I find this incredibly annoying, as I often mistake them as a friendly player in passing, resulting in a missed opportunity to get a clean start to a fight. I’ve tried changing colors, but every match people use different colors and it’s always a problem.
Personally, I would really like an option to permanently enforce Red vs. Blue and disable the outline system as a end user.
I switched my opponents color like weekly for the first couple of months. I finally settled on yellow… it just feels right, I guess. My team color is still blue.
Have it on yellow as well… apart from the problem OP is bringing up, respawns of my teammates occur in a bright yellow visual effect. So I pretty often think its an enemy… -.-
It’s a consistent thing with infinte. Noone noticed or noone cared when testsing these things, otherwise somebody would have said "hey, change the hue of the spawn effect to anything other than the set enemy outline color.
But obviously it was way more important to sell 5 different shades of blue armor coatings than carying about actual gameplay and UX.
I see one potential benefit that cannot be provided by standard team colors, but it’s really more of an opinion on how to best display enemies more then anything.

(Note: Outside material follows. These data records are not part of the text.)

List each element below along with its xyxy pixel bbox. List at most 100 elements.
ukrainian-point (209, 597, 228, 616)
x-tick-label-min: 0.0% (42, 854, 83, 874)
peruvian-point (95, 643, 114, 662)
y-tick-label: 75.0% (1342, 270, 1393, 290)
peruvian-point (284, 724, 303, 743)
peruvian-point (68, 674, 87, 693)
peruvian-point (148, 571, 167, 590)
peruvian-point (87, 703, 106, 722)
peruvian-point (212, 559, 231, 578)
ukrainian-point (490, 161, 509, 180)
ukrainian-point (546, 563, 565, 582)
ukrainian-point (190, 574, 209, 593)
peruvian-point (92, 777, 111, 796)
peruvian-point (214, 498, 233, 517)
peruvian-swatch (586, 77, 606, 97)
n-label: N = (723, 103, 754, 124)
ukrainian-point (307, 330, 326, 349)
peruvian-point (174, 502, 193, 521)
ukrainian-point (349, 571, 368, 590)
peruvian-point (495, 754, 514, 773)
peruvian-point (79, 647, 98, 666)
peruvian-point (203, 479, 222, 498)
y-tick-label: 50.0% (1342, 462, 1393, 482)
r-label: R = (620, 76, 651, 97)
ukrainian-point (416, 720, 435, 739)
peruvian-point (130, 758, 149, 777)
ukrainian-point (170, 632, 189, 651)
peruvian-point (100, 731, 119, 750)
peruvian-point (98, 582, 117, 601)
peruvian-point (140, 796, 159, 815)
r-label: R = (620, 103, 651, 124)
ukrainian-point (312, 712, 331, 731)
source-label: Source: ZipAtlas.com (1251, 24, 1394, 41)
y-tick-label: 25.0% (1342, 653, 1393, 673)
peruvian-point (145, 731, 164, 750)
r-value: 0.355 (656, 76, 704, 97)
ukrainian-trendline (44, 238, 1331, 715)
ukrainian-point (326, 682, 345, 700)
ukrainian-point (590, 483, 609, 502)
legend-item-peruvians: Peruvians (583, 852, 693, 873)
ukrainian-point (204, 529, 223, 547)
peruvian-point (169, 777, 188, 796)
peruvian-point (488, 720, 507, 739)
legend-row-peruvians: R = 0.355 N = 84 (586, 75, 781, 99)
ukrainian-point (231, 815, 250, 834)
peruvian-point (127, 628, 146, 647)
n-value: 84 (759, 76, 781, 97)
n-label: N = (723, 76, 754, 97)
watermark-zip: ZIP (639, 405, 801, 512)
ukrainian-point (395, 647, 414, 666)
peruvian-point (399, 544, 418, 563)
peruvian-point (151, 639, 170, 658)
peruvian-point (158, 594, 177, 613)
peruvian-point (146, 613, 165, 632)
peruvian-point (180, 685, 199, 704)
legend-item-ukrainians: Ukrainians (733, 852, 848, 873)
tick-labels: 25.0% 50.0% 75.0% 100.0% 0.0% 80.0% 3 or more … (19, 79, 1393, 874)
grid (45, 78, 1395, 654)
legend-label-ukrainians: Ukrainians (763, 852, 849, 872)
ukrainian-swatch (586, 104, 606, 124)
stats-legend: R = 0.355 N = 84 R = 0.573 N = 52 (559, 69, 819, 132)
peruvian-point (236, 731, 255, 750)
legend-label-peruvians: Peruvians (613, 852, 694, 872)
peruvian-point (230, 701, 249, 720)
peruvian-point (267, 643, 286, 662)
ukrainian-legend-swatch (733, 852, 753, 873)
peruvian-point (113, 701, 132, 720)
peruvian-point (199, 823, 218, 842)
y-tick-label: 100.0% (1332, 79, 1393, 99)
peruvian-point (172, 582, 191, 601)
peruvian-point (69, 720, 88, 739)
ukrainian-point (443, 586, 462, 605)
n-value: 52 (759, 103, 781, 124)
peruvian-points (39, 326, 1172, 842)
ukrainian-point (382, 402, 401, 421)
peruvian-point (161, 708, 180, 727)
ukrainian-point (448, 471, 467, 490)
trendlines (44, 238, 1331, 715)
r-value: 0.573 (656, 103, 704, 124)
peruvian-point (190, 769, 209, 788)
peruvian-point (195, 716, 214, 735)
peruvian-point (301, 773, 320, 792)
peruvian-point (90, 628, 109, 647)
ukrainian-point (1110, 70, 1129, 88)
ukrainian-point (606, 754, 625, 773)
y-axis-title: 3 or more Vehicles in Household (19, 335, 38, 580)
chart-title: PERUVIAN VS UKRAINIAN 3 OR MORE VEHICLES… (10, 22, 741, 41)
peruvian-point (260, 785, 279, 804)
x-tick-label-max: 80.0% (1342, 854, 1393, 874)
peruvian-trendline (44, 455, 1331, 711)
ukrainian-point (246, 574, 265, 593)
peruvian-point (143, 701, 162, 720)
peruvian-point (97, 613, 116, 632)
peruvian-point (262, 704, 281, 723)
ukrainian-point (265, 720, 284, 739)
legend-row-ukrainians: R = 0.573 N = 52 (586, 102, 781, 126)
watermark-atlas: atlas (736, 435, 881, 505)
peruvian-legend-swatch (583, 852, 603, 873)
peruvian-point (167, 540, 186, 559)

In multi-team events, it lists all enemies as the same, so you cannot distinguish one enemy team from the other. This could prevent people from teaming up and ganging up against another team, say if they were to get the upper hand early in the fight and look as if they’re going to win.
It really boils down to a matter of opinion on if you’d want to allow that or not. Some might not see it as fair if two teams seemingly team up to gang up against one or more other teams.
Yes the first time we ever saw an enemy outline system was in Halo 3 ODST with the visor system, but that was mostly meant to help deal with the dark Night Time sections of the game. It was never meant to be a always on default way to tell who’s friendly who’s an enemy. I mean your humans fighting a bunch of aliens that are different shapes that’s a pretty easy indicator.
This honestly is the truest statement. Just keep outlines mainly for friendlies on your team. Enemy team doesn’t really need them in comparison. This will still aloow you to easily tell your teammates from your enemies.